The United Nations Wednesday said it had released $5 million to help flood victims in Nigeria, where the rainy season has killed more than 300 people and caused widespread damage.
The money from its Central Emergency Relief Fund will help “scale up the flood response and address critical needs in three of the most flood affected states in Nigeria,” the UN said in a statement. They are Borno and Bauchi in the northeast, and Sokoto in the northwest.
The flooding has affected more than 1.2 million people in at least 31 out of Nigeria’s 36 states in the West African country, according to the National Emergency Management Agency (NEMA).
Around 127,500 hectares of farmland have also been affected.
“Floods across Nigeria have created a crisis within a crisis,” said Mohamed Malick Fall, the UN coordinator in Nigeria.

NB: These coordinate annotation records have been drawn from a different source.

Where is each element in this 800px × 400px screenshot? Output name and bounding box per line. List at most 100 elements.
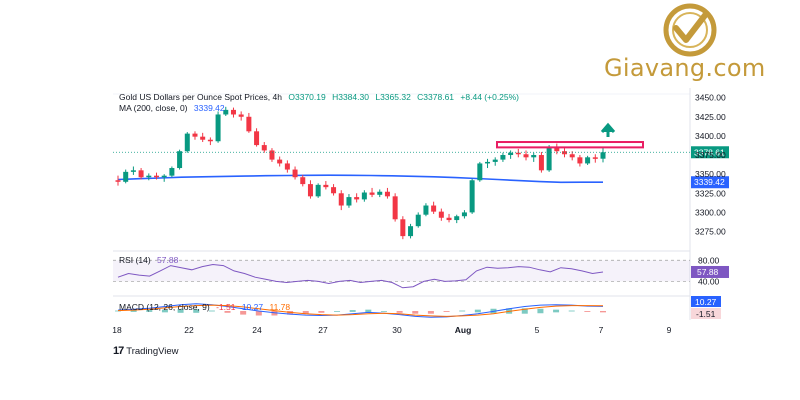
candle-body[interactable] — [477, 163, 483, 181]
candle-body[interactable] — [562, 151, 568, 155]
candle-body[interactable] — [408, 226, 414, 237]
macd-histogram-bar — [318, 311, 325, 313]
candle-body[interactable] — [315, 184, 321, 197]
rsi-level-label: 80.00 — [698, 255, 720, 265]
candle-body[interactable] — [130, 170, 136, 172]
macd-histogram-bar — [177, 309, 184, 313]
up-arrow-icon[interactable] — [600, 122, 616, 137]
last-price-text: 3378.61 — [694, 147, 725, 157]
candle-body[interactable] — [169, 168, 175, 176]
macd-line — [117, 303, 604, 318]
candle-body[interactable] — [300, 177, 306, 185]
candle-body[interactable] — [123, 171, 129, 182]
candle-body[interactable] — [284, 163, 290, 170]
candle-body[interactable] — [592, 157, 598, 159]
candle-body[interactable] — [146, 175, 152, 178]
candle-body[interactable] — [361, 192, 367, 200]
candle-body[interactable] — [508, 152, 514, 156]
candle-body[interactable] — [523, 154, 529, 158]
time-tick-label: 27 — [318, 325, 328, 335]
macd-histogram-bar — [584, 311, 591, 312]
macd-histogram-bar — [208, 310, 215, 312]
candle-body[interactable] — [531, 155, 537, 158]
candle-body[interactable] — [400, 219, 406, 237]
rsi-label: RSI (14) — [119, 255, 151, 265]
rsi-legend: RSI (14) 57.88 — [119, 255, 182, 265]
macd-histogram-bar — [365, 309, 372, 313]
candle-body[interactable] — [485, 161, 491, 164]
candle-body[interactable] — [423, 205, 429, 215]
candle-body[interactable] — [554, 147, 560, 152]
high-value: H3384.30 — [332, 92, 369, 102]
macd-histogram-bar — [380, 311, 387, 312]
ma-legend: MA (200, close, 0) 3339.42 — [119, 103, 229, 113]
candle-body[interactable] — [431, 205, 437, 212]
candle-body[interactable] — [292, 169, 298, 178]
candle-body[interactable] — [338, 193, 344, 206]
ma-value: 3339.42 — [193, 103, 225, 113]
candle-body[interactable] — [369, 192, 375, 195]
candle-body[interactable] — [246, 116, 252, 132]
candle-body[interactable] — [184, 133, 190, 152]
rsi-line — [117, 263, 604, 289]
candle-body[interactable] — [585, 157, 591, 164]
time-tick-label: Aug — [455, 325, 472, 335]
candle-body[interactable] — [269, 150, 275, 160]
candle-body[interactable] — [115, 180, 121, 182]
macd-hist-text: -1.51 — [696, 309, 716, 319]
candle-body[interactable] — [492, 159, 498, 162]
price-tick-label: 3325.00 — [695, 188, 726, 198]
candle-body[interactable] — [215, 114, 221, 142]
candle-body[interactable] — [377, 191, 383, 195]
candle-body[interactable] — [384, 191, 390, 197]
candle-body[interactable] — [415, 214, 421, 227]
tradingview-icon: 17 — [113, 345, 124, 357]
candle-body[interactable] — [307, 184, 313, 197]
candle-body[interactable] — [392, 196, 398, 220]
time-tick-label: 7 — [599, 325, 604, 335]
candle-body[interactable] — [277, 159, 283, 164]
candle-body[interactable] — [454, 216, 460, 221]
macd-histogram-bar — [302, 311, 309, 314]
candle-body[interactable] — [238, 114, 244, 117]
candle-body[interactable] — [331, 187, 337, 194]
candle-body[interactable] — [438, 211, 444, 218]
change-value: +8.44 (+0.25%) — [460, 92, 520, 102]
candle-body[interactable] — [223, 109, 229, 115]
rsi-value-text: 57.88 — [697, 267, 719, 277]
candle-body[interactable] — [323, 184, 329, 188]
candle-body[interactable] — [600, 152, 606, 159]
candle-body[interactable] — [469, 180, 475, 213]
candle-body[interactable] — [546, 147, 552, 171]
candle-body[interactable] — [261, 145, 267, 151]
open-value: O3370.19 — [288, 92, 326, 102]
price-tick-label: 3450.00 — [695, 93, 726, 103]
candle-body[interactable] — [461, 212, 467, 217]
time-tick-label: 18 — [112, 325, 122, 335]
resistance-zone-box[interactable] — [496, 141, 644, 149]
time-tick-label: 9 — [667, 325, 672, 335]
candle-body[interactable] — [569, 154, 575, 158]
ma-200-line — [117, 174, 603, 184]
candle-body[interactable] — [230, 109, 236, 115]
candle-body[interactable] — [153, 175, 159, 178]
candle-body[interactable] — [192, 133, 198, 137]
symbol-title: Gold US Dollars per Ounce Spot Prices, 4… — [119, 92, 282, 102]
candle-body[interactable] — [500, 155, 506, 160]
candle-body[interactable] — [200, 136, 206, 140]
candle-body[interactable] — [577, 157, 583, 164]
candle-body[interactable] — [446, 217, 452, 221]
candle-body[interactable] — [161, 175, 167, 178]
candle-body[interactable] — [254, 131, 260, 146]
candle-body[interactable] — [207, 139, 213, 142]
macd-legend: MACD (12, 26, close, 9) -1.51 10.27 11.7… — [119, 302, 294, 312]
candle-body[interactable] — [515, 152, 521, 155]
candle-body[interactable] — [538, 155, 544, 171]
time-tick-label: 5 — [535, 325, 540, 335]
candle-body[interactable] — [346, 197, 352, 206]
candle-body[interactable] — [138, 170, 144, 178]
macd-histogram-bar — [255, 311, 262, 316]
candle-body[interactable] — [177, 151, 183, 169]
time-tick-label: 22 — [184, 325, 194, 335]
candle-body[interactable] — [354, 197, 360, 200]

“Millions of people were already facing critical levels of food insecurity before the floods because of economic hardships that have made it exceedingly difficult for the most vulnerable to feed themselves and their families.

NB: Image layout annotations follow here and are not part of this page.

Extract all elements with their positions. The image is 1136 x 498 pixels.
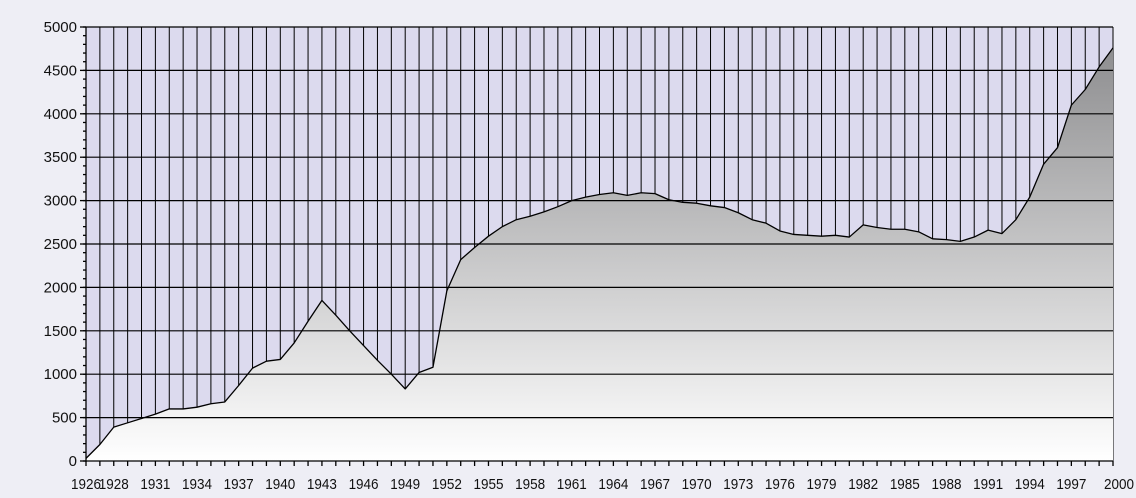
x-tick-label: 1967 [640, 476, 670, 493]
x-tick-label: 1985 [890, 476, 920, 493]
y-tick-label: 2500 [44, 236, 77, 253]
data-line [85, 47, 1114, 459]
y-tick-label: 2000 [44, 279, 77, 296]
x-tick-label: 1946 [349, 476, 379, 493]
x-tick-label: 1937 [224, 476, 254, 493]
y-tick-label: 5000 [44, 19, 77, 36]
x-tick-label: 1943 [307, 476, 337, 493]
y-tick-label: 500 [52, 410, 77, 427]
x-tick-label: 1934 [182, 476, 212, 493]
y-tick-label: 4000 [44, 106, 77, 123]
y-axis-tick-labels: 0 500 1000 1500 2000 2500 3000 3500 4000 4500 5000 [44, 19, 77, 470]
x-tick-label: 1955 [473, 476, 503, 493]
y-tick-label: 0 [69, 453, 77, 470]
x-tick-label: 1958 [515, 476, 545, 493]
x-tick-label: 1928 [99, 476, 129, 493]
y-tick-label: 3500 [44, 149, 77, 166]
x-tick-label: 1973 [723, 476, 753, 493]
x-tick-label: 2000 [1104, 476, 1134, 493]
axes [80, 26, 1114, 466]
horizontal-gridlines [86, 26, 1113, 419]
y-tick-label: 4500 [44, 62, 77, 79]
y-tick-label: 1000 [44, 366, 77, 383]
x-tick-label: 1964 [598, 476, 628, 493]
x-tick-label: 1961 [557, 476, 587, 493]
x-tick-label: 1994 [1015, 476, 1045, 493]
x-tick-label: 1949 [390, 476, 420, 493]
data-area [86, 47, 1113, 461]
x-tick-label: 1988 [931, 476, 961, 493]
x-tick-label: 1952 [432, 476, 462, 493]
x-tick-label: 1976 [765, 476, 795, 493]
x-tick-label: 1991 [973, 476, 1003, 493]
x-tick-label: 1982 [848, 476, 878, 493]
y-tick-label: 1500 [44, 323, 77, 340]
x-tick-label: 1931 [140, 476, 170, 493]
x-tick-label: 1970 [682, 476, 712, 493]
y-tick-label: 3000 [44, 193, 77, 210]
x-tick-label: 1940 [265, 476, 295, 493]
x-tick-label: 1997 [1056, 476, 1086, 493]
x-tick-label: 1979 [807, 476, 837, 493]
x-tick-label: 1926 [71, 476, 101, 493]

“The floods have compounded people’s suffering.”
The latest emergency aid is in addition to the $6 million already released by the Nigerian Humanitarian Fund.
Several Nigerian states hit by flooding have seen rises in the cases of cholera.
Last month, severe flooding disaster killed at least 31 people and forced around 400,000 out of their homes in northeastern city of Maiduguri, the Borno state capital.
In 2022, more than 500 people died and 1.4 million were displaced in the country’s worst floods in a decade.